「終わらせるなら僕だ」添田豪のラストマッチを制した伊藤竜馬 [第97回全日本テニス選手権]

写真は伊藤竜馬(橋本総業ホールディングス)(写真◎BBM)


 公益財団法人日本テニス協会(JTA)が主催する「大正製薬リポビタン全日本テニス選手権97th」(JTT-4/賞金総額2762万円/本戦10月22~30日/東京都江東区・有明コロシアムおよび有明テニスの森公園コート/室内ハードコート)の本戦7日目に行われた男子シングルス準々決勝で第12シードの伊藤竜馬(橋本総業ホールディングス)が第2シードの添田豪(GODAI)を7-6(4) 7-6(5)で振りきり、添田の現役ラストゲームに相応しい好ゲームを見せた。

 伊藤はこの試合に向けて特別な気持ちを抱き、ハイレベルな打ち合いを見せた。

「朝起きたときからいろんなことを思い出した。今日はトイレ行く回数が多く、試合前10回くらいかな。でも、添田君も何回も行っている気配だった。最後となったら全力でやるしかないという思いでコートに立った。お互い150%出せたんじゃないかな。引き出し合って、凄くいい試合だったと思う。添田君の引退試合で僕が対戦できてよかったと思う」

 2セットともタイブレークの末に添田を振りきった。

「マッチポイントを握るとウルっときたり、いろんな対戦があったなと思い出していた。でも最後までやらないといけないし、葛藤があった。向こうもゾーンみたいな形で打っても打っても返ってくるし、ウィナーも決められる。取られても落ち着いてプレーして、イーブンになっても、タイブレークは絶対取ろうと思っていた。切り替え、そこの落ち着きがよかったと思う」


「お互いいいプレーをしたのと、お疲れ様。これからもよろしくお願いします」と言って抱き合ったという伊藤竜馬(写真◎BBM)
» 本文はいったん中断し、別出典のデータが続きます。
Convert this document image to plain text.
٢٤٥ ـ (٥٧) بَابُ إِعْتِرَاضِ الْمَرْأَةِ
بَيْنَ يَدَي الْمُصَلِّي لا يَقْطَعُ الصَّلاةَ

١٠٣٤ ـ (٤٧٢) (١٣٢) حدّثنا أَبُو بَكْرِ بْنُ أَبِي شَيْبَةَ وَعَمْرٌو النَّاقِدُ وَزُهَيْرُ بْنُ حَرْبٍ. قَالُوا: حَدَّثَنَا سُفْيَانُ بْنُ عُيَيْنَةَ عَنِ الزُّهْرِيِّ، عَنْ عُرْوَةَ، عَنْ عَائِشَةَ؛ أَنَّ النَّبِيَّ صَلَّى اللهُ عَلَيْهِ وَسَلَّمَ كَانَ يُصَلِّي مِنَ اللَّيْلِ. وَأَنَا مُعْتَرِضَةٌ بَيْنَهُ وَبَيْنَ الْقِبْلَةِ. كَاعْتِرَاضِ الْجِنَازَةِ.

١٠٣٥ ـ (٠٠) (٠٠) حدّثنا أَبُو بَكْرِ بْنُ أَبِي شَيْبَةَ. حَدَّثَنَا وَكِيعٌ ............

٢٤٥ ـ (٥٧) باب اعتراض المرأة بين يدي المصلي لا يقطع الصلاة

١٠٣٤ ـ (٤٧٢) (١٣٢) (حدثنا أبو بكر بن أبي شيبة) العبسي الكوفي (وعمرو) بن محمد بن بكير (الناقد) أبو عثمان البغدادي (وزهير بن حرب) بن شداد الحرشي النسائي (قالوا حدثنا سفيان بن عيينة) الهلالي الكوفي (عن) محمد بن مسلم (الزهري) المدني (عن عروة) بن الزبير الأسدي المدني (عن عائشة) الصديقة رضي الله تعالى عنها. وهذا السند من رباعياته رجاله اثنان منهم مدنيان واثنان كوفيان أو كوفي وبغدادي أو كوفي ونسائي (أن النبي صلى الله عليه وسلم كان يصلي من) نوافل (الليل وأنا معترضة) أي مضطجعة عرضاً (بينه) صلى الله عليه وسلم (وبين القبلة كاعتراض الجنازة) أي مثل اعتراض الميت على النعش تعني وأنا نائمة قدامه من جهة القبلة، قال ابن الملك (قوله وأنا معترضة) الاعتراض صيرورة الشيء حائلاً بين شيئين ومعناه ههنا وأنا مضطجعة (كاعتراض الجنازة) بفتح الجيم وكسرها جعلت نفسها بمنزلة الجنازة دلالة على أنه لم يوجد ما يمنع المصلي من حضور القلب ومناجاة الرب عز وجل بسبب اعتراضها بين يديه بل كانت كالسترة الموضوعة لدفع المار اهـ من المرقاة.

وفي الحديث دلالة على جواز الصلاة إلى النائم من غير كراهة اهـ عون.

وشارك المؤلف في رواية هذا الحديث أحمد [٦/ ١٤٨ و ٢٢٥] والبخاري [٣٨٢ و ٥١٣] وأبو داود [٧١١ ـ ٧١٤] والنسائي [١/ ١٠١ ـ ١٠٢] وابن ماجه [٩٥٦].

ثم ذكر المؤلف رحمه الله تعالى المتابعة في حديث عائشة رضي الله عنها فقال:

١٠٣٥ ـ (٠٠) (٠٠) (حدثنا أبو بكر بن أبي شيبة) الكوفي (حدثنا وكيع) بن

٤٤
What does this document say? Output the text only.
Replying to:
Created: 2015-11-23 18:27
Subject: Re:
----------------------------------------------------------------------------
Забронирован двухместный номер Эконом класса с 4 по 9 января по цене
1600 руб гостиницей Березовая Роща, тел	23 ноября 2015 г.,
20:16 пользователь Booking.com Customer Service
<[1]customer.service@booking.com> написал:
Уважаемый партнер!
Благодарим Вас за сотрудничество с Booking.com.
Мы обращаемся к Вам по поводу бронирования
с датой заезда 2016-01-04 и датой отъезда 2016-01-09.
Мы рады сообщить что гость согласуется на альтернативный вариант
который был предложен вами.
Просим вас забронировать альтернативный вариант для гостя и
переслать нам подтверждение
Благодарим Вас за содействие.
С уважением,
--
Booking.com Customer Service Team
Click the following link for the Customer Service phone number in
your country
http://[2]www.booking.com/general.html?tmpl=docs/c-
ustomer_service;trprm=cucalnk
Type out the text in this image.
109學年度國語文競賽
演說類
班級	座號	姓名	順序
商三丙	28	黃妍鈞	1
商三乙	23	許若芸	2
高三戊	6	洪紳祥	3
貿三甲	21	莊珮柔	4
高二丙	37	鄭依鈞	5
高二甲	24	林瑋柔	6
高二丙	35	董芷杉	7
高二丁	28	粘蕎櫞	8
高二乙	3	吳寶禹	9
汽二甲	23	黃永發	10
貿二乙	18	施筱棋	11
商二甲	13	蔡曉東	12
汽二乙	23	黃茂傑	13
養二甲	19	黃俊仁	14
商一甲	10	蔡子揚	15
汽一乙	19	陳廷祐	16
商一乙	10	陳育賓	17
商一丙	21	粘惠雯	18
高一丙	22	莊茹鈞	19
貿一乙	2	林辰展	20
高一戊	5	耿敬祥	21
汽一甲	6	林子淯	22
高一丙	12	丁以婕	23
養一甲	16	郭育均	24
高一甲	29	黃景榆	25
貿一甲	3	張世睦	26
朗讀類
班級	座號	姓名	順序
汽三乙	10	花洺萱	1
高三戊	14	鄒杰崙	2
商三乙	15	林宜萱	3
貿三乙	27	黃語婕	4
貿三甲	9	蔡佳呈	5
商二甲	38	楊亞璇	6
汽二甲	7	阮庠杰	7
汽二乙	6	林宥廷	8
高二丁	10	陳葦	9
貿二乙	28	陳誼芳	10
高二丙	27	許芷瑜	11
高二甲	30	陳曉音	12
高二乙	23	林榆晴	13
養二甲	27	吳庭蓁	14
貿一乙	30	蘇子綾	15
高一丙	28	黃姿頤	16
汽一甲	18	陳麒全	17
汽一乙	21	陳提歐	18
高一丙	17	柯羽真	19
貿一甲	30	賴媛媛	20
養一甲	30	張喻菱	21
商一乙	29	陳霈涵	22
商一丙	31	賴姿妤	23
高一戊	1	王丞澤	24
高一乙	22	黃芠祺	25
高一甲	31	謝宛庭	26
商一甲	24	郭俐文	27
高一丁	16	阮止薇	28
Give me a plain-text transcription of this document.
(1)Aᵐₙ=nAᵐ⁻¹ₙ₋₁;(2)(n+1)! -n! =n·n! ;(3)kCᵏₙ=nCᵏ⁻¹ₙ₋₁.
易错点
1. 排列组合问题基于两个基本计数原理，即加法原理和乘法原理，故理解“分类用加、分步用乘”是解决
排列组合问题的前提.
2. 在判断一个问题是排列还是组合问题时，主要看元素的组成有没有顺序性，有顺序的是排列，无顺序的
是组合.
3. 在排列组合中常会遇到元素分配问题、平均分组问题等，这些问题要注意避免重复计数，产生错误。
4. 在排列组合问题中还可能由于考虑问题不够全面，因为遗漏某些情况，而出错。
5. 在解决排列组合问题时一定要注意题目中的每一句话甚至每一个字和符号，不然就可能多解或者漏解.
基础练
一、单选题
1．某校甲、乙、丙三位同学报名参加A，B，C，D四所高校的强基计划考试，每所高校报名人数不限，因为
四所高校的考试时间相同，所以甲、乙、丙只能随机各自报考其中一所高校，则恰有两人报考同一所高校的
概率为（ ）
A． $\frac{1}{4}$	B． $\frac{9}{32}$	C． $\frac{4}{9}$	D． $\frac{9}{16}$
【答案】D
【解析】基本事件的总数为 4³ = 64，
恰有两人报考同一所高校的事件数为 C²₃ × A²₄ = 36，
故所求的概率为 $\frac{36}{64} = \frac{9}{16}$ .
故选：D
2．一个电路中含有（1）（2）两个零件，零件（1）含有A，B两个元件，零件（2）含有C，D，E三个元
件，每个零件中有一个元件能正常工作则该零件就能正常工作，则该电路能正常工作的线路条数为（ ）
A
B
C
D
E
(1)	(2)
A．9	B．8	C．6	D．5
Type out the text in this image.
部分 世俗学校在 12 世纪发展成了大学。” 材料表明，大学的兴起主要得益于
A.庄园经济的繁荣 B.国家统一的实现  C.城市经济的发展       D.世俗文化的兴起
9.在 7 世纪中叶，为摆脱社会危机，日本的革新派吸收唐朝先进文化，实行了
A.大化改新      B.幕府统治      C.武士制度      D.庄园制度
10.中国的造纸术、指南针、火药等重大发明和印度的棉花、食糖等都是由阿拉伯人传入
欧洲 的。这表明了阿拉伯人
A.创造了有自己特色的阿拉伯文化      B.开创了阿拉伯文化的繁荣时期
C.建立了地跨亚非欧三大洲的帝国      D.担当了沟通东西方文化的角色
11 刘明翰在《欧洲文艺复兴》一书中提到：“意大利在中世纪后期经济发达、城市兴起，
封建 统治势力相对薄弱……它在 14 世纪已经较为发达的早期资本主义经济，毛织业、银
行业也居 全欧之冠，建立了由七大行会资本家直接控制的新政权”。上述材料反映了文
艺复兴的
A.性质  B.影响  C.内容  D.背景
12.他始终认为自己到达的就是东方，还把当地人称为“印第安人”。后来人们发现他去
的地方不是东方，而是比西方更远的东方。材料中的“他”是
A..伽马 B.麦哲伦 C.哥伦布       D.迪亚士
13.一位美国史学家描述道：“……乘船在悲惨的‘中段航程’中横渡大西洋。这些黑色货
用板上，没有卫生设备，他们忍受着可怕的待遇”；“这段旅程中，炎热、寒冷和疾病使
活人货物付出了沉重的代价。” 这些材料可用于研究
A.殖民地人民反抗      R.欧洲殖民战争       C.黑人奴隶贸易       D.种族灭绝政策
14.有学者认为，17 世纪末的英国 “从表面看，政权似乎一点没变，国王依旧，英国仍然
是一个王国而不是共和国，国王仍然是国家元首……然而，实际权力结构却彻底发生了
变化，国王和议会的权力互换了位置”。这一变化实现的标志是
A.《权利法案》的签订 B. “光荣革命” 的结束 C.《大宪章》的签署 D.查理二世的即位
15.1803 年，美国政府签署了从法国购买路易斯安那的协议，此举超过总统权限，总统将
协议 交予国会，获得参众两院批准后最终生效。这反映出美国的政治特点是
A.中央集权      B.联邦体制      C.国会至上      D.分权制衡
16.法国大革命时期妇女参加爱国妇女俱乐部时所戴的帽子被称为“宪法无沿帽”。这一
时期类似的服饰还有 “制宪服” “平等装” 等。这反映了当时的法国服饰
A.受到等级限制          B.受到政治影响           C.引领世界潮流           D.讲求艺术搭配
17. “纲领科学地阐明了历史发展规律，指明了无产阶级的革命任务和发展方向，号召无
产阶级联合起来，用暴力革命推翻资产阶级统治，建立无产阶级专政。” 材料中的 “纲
 添田との一番の思い出は、一緒に2012年のロンドンオリンピックに出場できたことだという。

「お互いに厳しいランキングからスタートだったけど、一緒にいけた。毎日一緒に練習してきた。先に添田君が出場を決めて、そのあとに僕も決められた。いろんなストーリーがそこにあった。いろんな戦い、思い出があるけど、それが一番いい思い出」

 ラストマッチで最後に勝ちきれたのは、特別な思いがあったからこそだった。

「終わらせるなら僕だろうという気持ちがあったから、最後に押しきれた。添田君自身も感じていたかもしれない。向こうが声出して最後まで諦めない姿を見せたから、僕も最後までガッツを出していこうと思った。気持ちで押せたのがポイントだった」

 伊藤は明日土曜日の準決勝で、第4シードの関口周一(Team REC)と対戦する。